Import vs DirectQuery in Power BI


Over the last few months, I have received a number of very similar questions at either one of our Live Training courses or from a student attending one of our Ask Anything Power BI Q&A sessions.  These questions all revolved around DirectQuery and were often specifically about performance issues or complexity of DAX calculations being written on the Power BI reports.  This prompted me to write this post, as it became abundantly clear that most students were opting for DirectQuery when they should have been selecting Import.  If you are not sure if DirectQuery is right for you, then read on, as we explore further.

But before we get started, in the words of Chris Webb (Principal Program Manager, Microsoft Power BI Customer Advisory Team):

The most important piece of advice around DirectQuery is to NOT USE it unless you’re really, really, really sure you have no other option.

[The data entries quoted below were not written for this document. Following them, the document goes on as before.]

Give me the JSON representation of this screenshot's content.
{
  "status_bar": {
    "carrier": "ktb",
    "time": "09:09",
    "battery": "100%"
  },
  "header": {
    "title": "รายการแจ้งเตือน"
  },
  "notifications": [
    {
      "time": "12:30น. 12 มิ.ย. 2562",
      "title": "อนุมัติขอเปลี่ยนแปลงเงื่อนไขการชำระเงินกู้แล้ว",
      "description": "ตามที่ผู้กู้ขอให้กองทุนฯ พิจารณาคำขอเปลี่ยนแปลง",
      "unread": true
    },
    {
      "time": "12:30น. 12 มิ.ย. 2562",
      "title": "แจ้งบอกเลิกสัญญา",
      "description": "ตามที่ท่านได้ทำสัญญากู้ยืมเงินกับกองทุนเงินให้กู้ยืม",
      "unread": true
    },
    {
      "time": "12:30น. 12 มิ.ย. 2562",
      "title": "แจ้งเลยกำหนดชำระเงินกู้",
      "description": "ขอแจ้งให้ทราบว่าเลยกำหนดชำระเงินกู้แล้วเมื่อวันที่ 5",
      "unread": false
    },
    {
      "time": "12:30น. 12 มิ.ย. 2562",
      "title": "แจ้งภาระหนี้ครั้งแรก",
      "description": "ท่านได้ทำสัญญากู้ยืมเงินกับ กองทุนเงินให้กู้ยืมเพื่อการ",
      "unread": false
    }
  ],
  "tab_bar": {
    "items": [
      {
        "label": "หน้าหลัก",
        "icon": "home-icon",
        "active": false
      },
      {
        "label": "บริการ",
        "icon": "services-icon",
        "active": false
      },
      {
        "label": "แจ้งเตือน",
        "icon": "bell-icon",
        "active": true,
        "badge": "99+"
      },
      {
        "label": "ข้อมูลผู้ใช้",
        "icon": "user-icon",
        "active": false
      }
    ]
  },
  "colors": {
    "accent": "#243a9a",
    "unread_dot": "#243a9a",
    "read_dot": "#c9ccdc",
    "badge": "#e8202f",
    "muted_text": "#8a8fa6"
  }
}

It’s possible to make it work well but it takes a lot more tuning and specialist skill than Import mode.

Chris Webb

What is DirectQuery?

When you connect to any data source with Power BI Desktop, you can import a local copy of the data into the Power BI Vertipaq database, but for some data sources, such as a SQL Server database, instead of choosing to import, you can opt to connect directly to the data source by using DirectQuery.  But just because you can, doesn’t necessarily mean you should.  More on that in a moment.

Connection Mode

There are essentially three different ways Power BI can fetch data from a data source.  Here are the main differences between the different connectivity modes:

Import

Import is the default option for acquiring data in Power BI, and for most scenarios is the most appropriate choice.  This option results in Power BI loading a copy of the data from the selected tables and columns of your data source.  As your report readers interact with visualizations on your report, Power BI queries the imported data stored in Power BI’s VertiPaq database.

Import Connection

Benefits: In memory database engine is Very Fast and Efficient.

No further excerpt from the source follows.